Discussion in 'Modifications and Projects' started by Jacob33, Aug 6, 2015.

  1. Hi everyone, just wanted to share one of the projects I did to get my VTR 250 back on the road. It might help someone out there with a similar problem.

    The crud at the bottom of the fuel tank just had to be taken care of, and my options were to replace or clean it. Using vinegar has been covered in many forums before, but it's a different thing to read about it and do it yourself!

    The steps are straightforward, and this is how it went:

    1. Disconnected the battery and emptied tank. I used a cheapo siphon pump.

    2. Unscrewed tank bolts, disconnected fuel hose and & vacuum tube to remove it from the bike.

    3. Disconnected the petcock/fuel tap. I didn't do this at first and later found out it was leaking, making a bit of a mess. Also the vinegar is corrosive to it, so not a good idea to leave it on.

    4. Fit a cork stopper at the bottom of the tank. Around $1 from Clarke Rubber.

    5. Filled tank with cleaning vinegar. It's cheap stuff, less than $3 buys 2 litres from the supermarket.

    6. Screwed on fuel cap and let the tank sit. I rested on a milk crate, the main thing is to leave it off the ground to prevent stratching.

    7. I went down to the garage every once in a while to shake it and loosen up the crap at the bottom.

    8. After a week, I drained the tank.
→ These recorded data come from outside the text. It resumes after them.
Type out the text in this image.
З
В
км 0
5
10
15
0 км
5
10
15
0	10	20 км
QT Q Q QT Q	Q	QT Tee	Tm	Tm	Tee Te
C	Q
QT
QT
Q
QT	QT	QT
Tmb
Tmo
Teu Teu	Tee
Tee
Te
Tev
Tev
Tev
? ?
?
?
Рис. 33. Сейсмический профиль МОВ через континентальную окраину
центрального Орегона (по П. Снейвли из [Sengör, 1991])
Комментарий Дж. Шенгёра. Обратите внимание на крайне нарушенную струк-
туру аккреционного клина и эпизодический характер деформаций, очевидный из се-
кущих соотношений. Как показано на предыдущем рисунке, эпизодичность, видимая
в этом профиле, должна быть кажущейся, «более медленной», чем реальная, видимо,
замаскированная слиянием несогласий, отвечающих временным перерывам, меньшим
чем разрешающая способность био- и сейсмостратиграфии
Kept the vinegar, as it may come in handy in the future. This stuff cleans everything.

    9. Flushed the tank with fresh water from a garden hose and some banking soda to neutralise the vinegar. Did this several times with just water until the crud flakes stopped pouring out. It was amazing how clean it was. No relining was necessary in my situation.
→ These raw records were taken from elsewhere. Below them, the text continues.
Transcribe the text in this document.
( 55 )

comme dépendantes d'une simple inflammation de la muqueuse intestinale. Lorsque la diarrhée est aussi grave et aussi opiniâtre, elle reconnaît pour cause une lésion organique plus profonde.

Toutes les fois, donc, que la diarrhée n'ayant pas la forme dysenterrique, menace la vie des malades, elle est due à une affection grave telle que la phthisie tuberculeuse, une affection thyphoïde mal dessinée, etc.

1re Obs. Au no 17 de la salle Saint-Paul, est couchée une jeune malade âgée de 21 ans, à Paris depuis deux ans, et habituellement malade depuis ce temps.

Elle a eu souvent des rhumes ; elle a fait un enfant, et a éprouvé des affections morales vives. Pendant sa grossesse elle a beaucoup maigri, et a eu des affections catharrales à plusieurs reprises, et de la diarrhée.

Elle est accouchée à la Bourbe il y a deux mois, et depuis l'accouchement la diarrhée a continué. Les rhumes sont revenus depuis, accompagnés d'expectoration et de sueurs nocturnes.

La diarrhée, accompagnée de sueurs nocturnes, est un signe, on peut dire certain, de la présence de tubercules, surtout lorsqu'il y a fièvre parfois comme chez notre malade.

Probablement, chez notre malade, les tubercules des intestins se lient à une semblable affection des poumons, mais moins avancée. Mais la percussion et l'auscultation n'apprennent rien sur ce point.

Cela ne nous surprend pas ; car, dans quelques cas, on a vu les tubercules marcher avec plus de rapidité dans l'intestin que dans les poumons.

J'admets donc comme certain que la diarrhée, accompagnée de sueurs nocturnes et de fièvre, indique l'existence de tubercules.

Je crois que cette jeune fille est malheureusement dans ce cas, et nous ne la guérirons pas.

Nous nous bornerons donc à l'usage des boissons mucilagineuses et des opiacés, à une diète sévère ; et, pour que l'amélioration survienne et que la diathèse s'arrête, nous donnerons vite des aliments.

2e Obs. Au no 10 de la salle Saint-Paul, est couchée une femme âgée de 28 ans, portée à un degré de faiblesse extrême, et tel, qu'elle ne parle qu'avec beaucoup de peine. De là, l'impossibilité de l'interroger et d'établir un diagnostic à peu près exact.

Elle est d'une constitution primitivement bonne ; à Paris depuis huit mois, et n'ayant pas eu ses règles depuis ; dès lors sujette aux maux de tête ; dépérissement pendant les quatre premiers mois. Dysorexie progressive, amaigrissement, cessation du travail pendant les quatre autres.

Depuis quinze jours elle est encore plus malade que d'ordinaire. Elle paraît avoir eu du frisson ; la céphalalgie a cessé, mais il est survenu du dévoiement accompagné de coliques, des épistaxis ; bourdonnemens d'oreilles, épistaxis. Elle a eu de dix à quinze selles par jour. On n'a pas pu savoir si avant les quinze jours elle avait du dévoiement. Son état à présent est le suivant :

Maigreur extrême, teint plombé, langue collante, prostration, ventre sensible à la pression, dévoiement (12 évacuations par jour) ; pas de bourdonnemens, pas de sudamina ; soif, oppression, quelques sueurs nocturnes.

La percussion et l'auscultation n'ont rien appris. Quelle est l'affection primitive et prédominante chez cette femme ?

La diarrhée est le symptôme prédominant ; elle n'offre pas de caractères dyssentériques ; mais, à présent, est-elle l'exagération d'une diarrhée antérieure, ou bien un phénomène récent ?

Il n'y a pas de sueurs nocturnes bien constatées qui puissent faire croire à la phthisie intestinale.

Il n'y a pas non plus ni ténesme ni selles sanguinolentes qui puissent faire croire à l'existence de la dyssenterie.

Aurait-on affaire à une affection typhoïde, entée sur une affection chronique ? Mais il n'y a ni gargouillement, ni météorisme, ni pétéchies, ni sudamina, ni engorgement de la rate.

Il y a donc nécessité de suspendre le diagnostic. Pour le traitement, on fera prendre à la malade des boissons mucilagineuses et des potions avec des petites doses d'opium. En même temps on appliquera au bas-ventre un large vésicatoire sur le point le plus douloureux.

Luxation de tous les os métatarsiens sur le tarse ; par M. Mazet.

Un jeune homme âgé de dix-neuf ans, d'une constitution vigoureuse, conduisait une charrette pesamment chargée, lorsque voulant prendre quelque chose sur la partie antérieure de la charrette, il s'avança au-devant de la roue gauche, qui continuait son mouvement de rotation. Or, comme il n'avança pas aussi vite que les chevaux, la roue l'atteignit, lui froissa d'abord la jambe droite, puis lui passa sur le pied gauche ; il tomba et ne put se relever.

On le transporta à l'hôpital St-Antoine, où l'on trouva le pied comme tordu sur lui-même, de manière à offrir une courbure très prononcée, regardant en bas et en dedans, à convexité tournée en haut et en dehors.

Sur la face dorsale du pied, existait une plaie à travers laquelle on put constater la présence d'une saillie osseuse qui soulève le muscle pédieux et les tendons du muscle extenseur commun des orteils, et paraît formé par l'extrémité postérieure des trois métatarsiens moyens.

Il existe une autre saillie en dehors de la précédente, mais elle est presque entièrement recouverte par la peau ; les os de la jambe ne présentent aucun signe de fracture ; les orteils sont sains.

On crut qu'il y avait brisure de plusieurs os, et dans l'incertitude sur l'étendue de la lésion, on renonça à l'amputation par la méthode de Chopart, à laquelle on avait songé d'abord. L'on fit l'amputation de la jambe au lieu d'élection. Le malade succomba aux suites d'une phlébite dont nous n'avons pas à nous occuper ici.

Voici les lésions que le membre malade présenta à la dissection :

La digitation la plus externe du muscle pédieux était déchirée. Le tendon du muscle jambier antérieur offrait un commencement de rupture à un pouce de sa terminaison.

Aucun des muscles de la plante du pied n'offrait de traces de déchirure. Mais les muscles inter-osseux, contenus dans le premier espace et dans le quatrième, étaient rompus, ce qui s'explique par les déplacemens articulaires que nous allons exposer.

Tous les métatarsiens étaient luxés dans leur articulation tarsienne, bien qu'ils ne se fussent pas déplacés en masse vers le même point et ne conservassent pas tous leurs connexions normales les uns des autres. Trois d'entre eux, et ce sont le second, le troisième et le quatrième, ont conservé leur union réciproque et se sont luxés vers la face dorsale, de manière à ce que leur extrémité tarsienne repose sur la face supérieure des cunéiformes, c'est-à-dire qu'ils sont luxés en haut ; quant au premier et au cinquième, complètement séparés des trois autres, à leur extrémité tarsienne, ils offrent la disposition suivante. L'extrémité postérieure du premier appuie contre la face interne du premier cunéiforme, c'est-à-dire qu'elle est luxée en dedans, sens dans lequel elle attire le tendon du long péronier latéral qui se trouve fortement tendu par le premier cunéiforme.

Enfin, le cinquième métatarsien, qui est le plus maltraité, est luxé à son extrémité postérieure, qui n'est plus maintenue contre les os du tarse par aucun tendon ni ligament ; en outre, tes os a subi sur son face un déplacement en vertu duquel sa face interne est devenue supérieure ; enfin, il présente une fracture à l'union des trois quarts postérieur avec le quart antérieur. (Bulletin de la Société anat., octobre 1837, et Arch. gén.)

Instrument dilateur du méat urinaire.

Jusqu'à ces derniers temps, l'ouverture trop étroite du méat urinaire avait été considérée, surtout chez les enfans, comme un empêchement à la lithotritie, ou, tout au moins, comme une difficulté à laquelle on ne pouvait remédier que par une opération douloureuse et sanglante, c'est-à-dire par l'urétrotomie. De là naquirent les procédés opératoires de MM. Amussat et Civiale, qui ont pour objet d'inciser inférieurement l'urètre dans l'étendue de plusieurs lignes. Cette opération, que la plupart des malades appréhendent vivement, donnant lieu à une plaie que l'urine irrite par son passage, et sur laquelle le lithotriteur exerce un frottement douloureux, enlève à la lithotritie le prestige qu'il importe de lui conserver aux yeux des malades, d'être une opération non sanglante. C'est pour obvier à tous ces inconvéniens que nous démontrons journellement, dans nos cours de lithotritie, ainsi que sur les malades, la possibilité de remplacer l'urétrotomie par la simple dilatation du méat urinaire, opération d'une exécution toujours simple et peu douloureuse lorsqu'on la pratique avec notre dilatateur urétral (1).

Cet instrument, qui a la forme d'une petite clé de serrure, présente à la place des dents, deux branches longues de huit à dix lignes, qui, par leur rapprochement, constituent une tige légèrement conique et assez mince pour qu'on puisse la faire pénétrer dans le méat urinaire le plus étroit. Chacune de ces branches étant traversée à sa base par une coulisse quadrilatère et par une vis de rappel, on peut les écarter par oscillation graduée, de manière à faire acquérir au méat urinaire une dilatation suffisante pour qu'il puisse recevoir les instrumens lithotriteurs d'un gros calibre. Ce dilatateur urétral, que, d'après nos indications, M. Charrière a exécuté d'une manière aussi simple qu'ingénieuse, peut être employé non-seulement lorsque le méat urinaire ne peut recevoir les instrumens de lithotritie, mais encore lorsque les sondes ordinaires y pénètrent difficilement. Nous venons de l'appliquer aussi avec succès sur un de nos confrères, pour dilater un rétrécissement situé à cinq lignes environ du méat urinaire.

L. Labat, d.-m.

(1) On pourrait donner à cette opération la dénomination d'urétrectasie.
    10. Dried tank. Sprayed WD-40 inside to prevent rust, as it happens very quick.

    11. Replaced the petcock, and connected the hoses to the carburetor. Ended up getting a better quality fuel hose. It's a common one for the VTR, 8mm I think. Slightly longer than the original one, because it was easier to connect.

    12. Connected the battery and poured some petrol into the tank. A tip I learned was to tilt it backwards while starting the bike. It took a few tries, but it then fired up and was running.

    Finally bolted the tank back on and it was good to go.

    Vinegar was cheap and worked very well. As a bonus it's non-toxic to be around.

    IMG_5110.JPG tank1.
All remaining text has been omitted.